ЛУНДБЕРГ шел вдоль улицы по направлению к нам. Он был высок, худощав, с резкими, порывистыми движениями. Каким-то образом еще издали я понял, что это он, и поспешил ему навстречу. Лундберг был швед лет сорока, загорелый, с ввалившимися щеками. Его внимательные голубые глаза говорили об энергичном и деятельном уме. Он свободно владел английским языком, но употреблял необычные, редкие слова. Произносил он слова так, как они пишутся, — видно, язык выучил самоучкой. Мы увидели пионера новых земель, первооткрывателя. Лундберг был старатель, лесоруб, предприниматель, организатор, человек практического склада и богатого воображения.
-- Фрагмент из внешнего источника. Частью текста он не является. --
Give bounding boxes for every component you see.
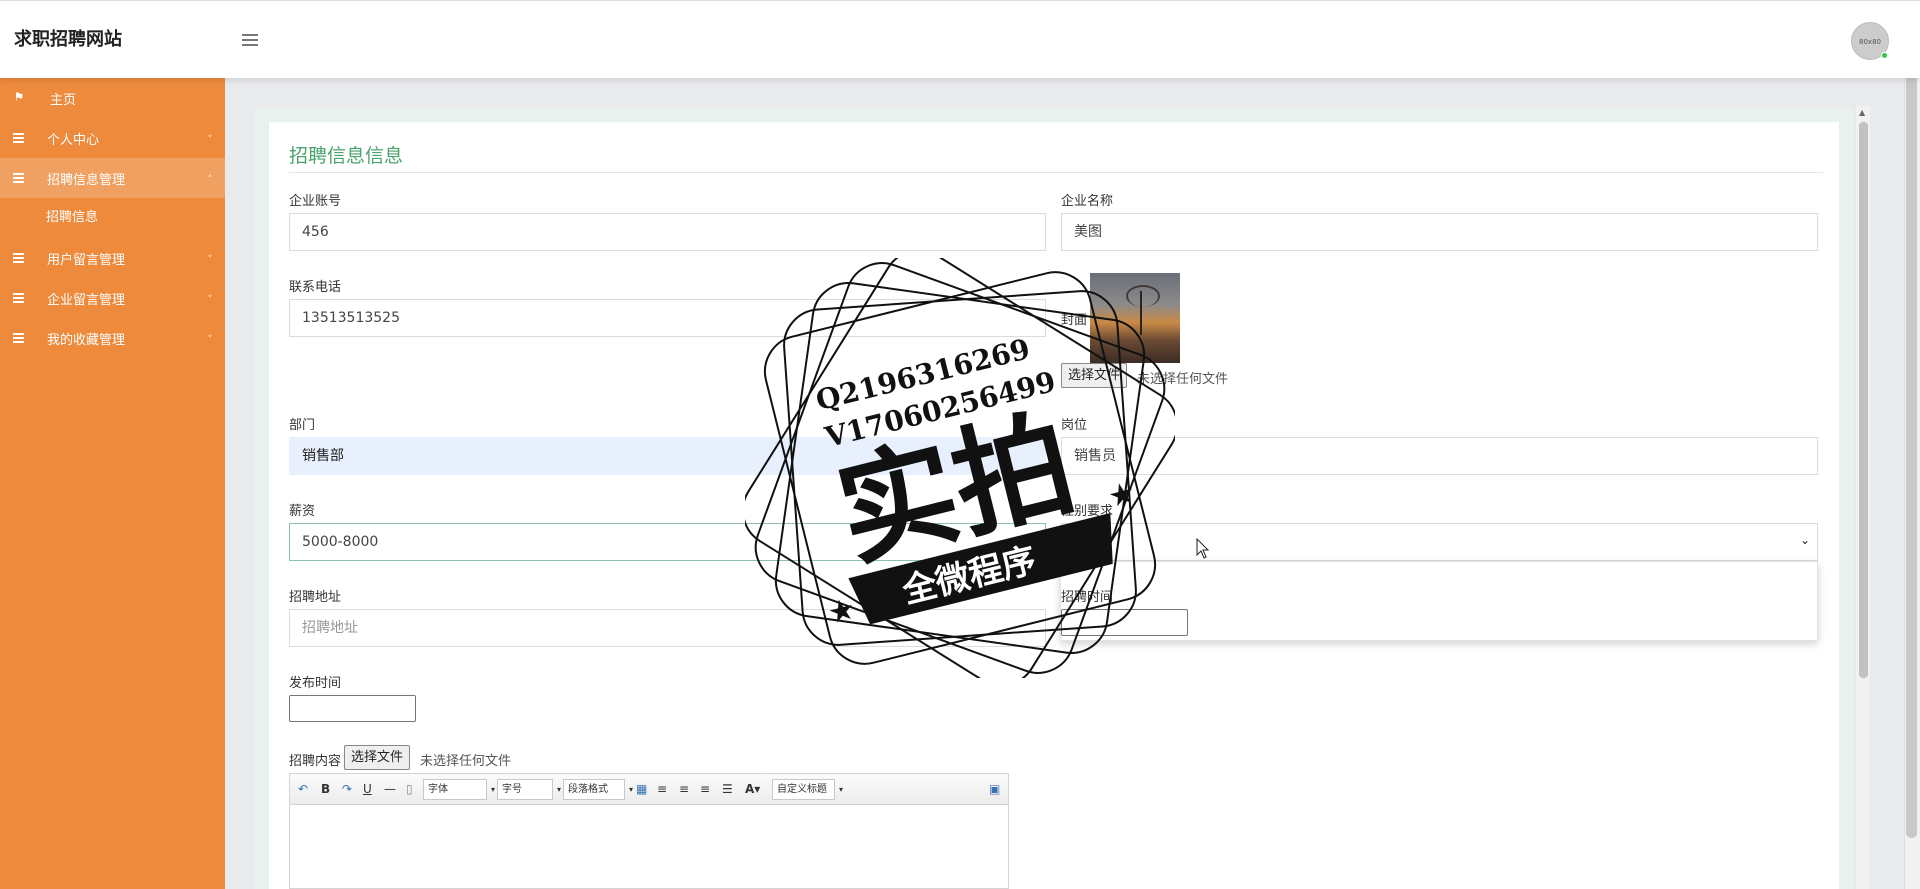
underline-icon[interactable]: U <box>363 782 372 796</box>
sidebar-item-personal-center[interactable]: 个人中心 ˅ <box>0 118 225 158</box>
cover-file-status: 未选择任何文件 <box>1137 372 1229 387</box>
address-field[interactable]: 招聘地址 <box>289 609 1046 647</box>
menu-icon <box>13 293 25 305</box>
rich-text-editor[interactable]: ↶ B ↷ U — ▯ 字体 ▾ 字号 ▾ 段落格式 ▾ ▦ ≡ ≡ ≡ ☰ A▾ 自… <box>289 773 1009 889</box>
sidebar-item-company-messages[interactable]: 企业留言管理 ˅ <box>0 278 225 318</box>
department-label: 部门 <box>289 418 316 433</box>
cover-file-button[interactable]: 选择文件 <box>1061 363 1128 388</box>
publish-time-label: 发布时间 <box>289 676 342 691</box>
caret-down-icon: ▾ <box>628 785 633 794</box>
fullscreen-icon[interactable]: ▣ <box>989 782 1000 796</box>
custom-heading-select[interactable]: 自定义标题 ▾ <box>772 779 843 800</box>
salary-field[interactable]: 5000-8000 <box>289 523 1046 561</box>
caret-down-icon: ▾ <box>490 785 495 794</box>
phone-label: 联系电话 <box>289 280 342 295</box>
menu-icon <box>13 133 25 145</box>
sidebar-item-label: 我的收藏管理 <box>47 332 126 348</box>
align-justify-icon[interactable]: ☰ <box>722 782 733 796</box>
page-title: 招聘信息信息 <box>289 145 404 167</box>
sidebar-item-recruitment-management[interactable]: 招聘信息管理 ˄ <box>0 158 225 198</box>
company-account-field[interactable]: 456 <box>289 213 1046 251</box>
menu-icon <box>13 253 25 265</box>
cover-label: 封面 <box>1061 313 1088 328</box>
custom-heading-label: 自定义标题 <box>777 784 827 795</box>
sidebar: ⚑ 主页 个人中心 ˅ 招聘信息管理 ˄ 招聘信息 用户留言管理 ˅ 企业留言管… <box>0 78 225 889</box>
chevron-down-icon: ˅ <box>207 255 213 265</box>
paragraph-format-label: 段落格式 <box>568 784 608 795</box>
content-file-status: 未选择任何文件 <box>420 754 512 769</box>
scroll-up-icon[interactable]: ▲ <box>1859 108 1865 117</box>
gender-select[interactable] <box>1061 523 1818 561</box>
caret-down-icon: ▾ <box>838 785 843 794</box>
font-family-label: 字体 <box>428 784 448 795</box>
content-file-button[interactable]: 选择文件 <box>344 745 411 770</box>
bold-icon[interactable]: B <box>321 782 330 796</box>
page-scrollbar-thumb[interactable] <box>1906 48 1917 838</box>
sidebar-item-user-messages[interactable]: 用户留言管理 ˅ <box>0 238 225 278</box>
cover-image <box>1090 273 1180 363</box>
sidebar-item-label: 企业留言管理 <box>47 292 126 308</box>
chevron-up-icon: ˄ <box>207 175 213 185</box>
caret-down-icon: ▾ <box>556 785 561 794</box>
publish-time-field[interactable] <box>289 695 416 722</box>
salary-label: 薪资 <box>289 504 316 519</box>
sidebar-item-home[interactable]: ⚑ 主页 <box>0 78 225 118</box>
chevron-down-icon: ˅ <box>207 295 213 305</box>
phone-field[interactable]: 13513513525 <box>289 299 1046 337</box>
sidebar-item-favorites[interactable]: 我的收藏管理 ˅ <box>0 318 225 358</box>
sidebar-item-label: 用户留言管理 <box>47 252 126 268</box>
position-field[interactable]: 销售员 <box>1061 437 1818 475</box>
content-label: 招聘内容 <box>289 754 342 769</box>
horizontal-rule-icon[interactable]: — <box>384 782 396 796</box>
company-account-label: 企业账号 <box>289 194 342 209</box>
company-name-field[interactable]: 美图 <box>1061 213 1818 251</box>
font-size-select[interactable]: 字号 ▾ <box>497 779 561 800</box>
recruit-time-label: 招聘时间 <box>1061 590 1114 605</box>
document-icon[interactable]: ▯ <box>406 782 413 796</box>
sidebar-item-label: 主页 <box>50 92 77 108</box>
position-label: 岗位 <box>1061 418 1088 433</box>
online-status-dot <box>1881 52 1888 59</box>
menu-icon <box>13 333 25 345</box>
sidebar-subitem-recruitment-info[interactable]: 招聘信息 <box>0 198 225 238</box>
font-size-label: 字号 <box>502 784 522 795</box>
table-icon[interactable]: ▦ <box>636 782 647 796</box>
address-label: 招聘地址 <box>289 590 342 605</box>
align-right-icon[interactable]: ≡ <box>679 782 689 796</box>
app-title: 求职招聘网站 <box>14 29 122 50</box>
font-color-icon[interactable]: A▾ <box>745 782 760 796</box>
recruit-time-field[interactable] <box>1061 609 1188 636</box>
editor-toolbar: ↶ B ↷ U — ▯ 字体 ▾ 字号 ▾ 段落格式 ▾ ▦ ≡ ≡ ≡ ☰ A▾ 自… <box>290 774 1008 805</box>
menu-icon <box>13 173 25 185</box>
chevron-down-icon: ˅ <box>207 335 213 345</box>
company-name-label: 企业名称 <box>1061 194 1114 209</box>
align-left-icon[interactable]: ≡ <box>657 782 667 796</box>
sidebar-item-label: 招聘信息管理 <box>47 172 126 188</box>
flag-icon: ⚑ <box>13 90 25 104</box>
sidebar-item-label: 个人中心 <box>47 132 100 148</box>
hamburger-menu-icon[interactable] <box>242 34 258 46</box>
undo-icon[interactable]: ↶ <box>298 782 308 796</box>
font-family-select[interactable]: 字体 ▾ <box>423 779 495 800</box>
content-scrollbar-thumb[interactable] <box>1859 122 1868 678</box>
department-field[interactable]: 销售部 <box>289 437 1046 475</box>
mouse-cursor-icon <box>1196 538 1210 559</box>
chevron-down-icon: ˅ <box>207 135 213 145</box>
top-header: 求职招聘网站 80x80 <box>0 0 1920 78</box>
title-divider <box>289 172 1823 173</box>
chevron-down-icon: ⌄ <box>1800 533 1811 547</box>
paragraph-format-select[interactable]: 段落格式 ▾ <box>563 779 633 800</box>
redo-icon[interactable]: ↷ <box>342 782 352 796</box>
align-center-icon[interactable]: ≡ <box>700 782 710 796</box>
gender-label: 性别要求 <box>1061 504 1114 519</box>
Он знал Соединенные Штаты от Миннесоты до Калифорнии и Аляски, отдал многие годы предприятию на кооперативных началах в джунглях Парагвая. Ничего особенного он в жизни не добился, и теперь, уже не первой молодости, остановился здесь, у последней границы обитаемого мира. Было у него только небольшое суденышко водоизмещением пять тонн, лесная концессия, преданная жена и четверо белокурых детишек, кредит повсюду и уважение со стороны всех, кто только его знал.
Мы зашли в кабачок и там потолковали за стаканом вина.
— Ну что ж, — сказал он после долгого молчания, выслушав мою страстную мольбу. — Даст Бебан свое судно — выходите, а я вам открою кредит. Не даст — я сам отправлюсь с вами.
Тут как раз по странной случайности подошел Лоуренс, который разыскивал меня.
— Бебан дал ответ, — сказал он с усмешкой. — Пятьсот американских долларов за первую неделю, а потом пятьдесят долларов в день.
— Этим все решено, — сказал Лундберг.
— А если мы потеряем ваше судно, — тотчас же вставил я, — я отдам свое, которое сейчас в заливе Альмирантасго.
— Если мы потеряем мое, — мрачно ответил Лундберг, — никому из нас другое уже не понадобится.
Единственный недостаток нашего успешного решения задачи — как добраться до мыса Горн — заключался в том, что Лундберг не мог сразу же отправиться с нами в путь: ему необходимо было задержаться на несколько дней. Это было тем досаднее, что время моего пребывания в Южной Америке подходило к концу. А знай мы тогда, что дни эти то по одной, то по другой причине превратятся в недели, мы, разумеется, сразу же отклонили бы его любезное и щедрое предложение. Но мы этого не предполагали. Я вернулся вне себя от радости к моему прикованному к постели другу и рассказал о нашей удаче.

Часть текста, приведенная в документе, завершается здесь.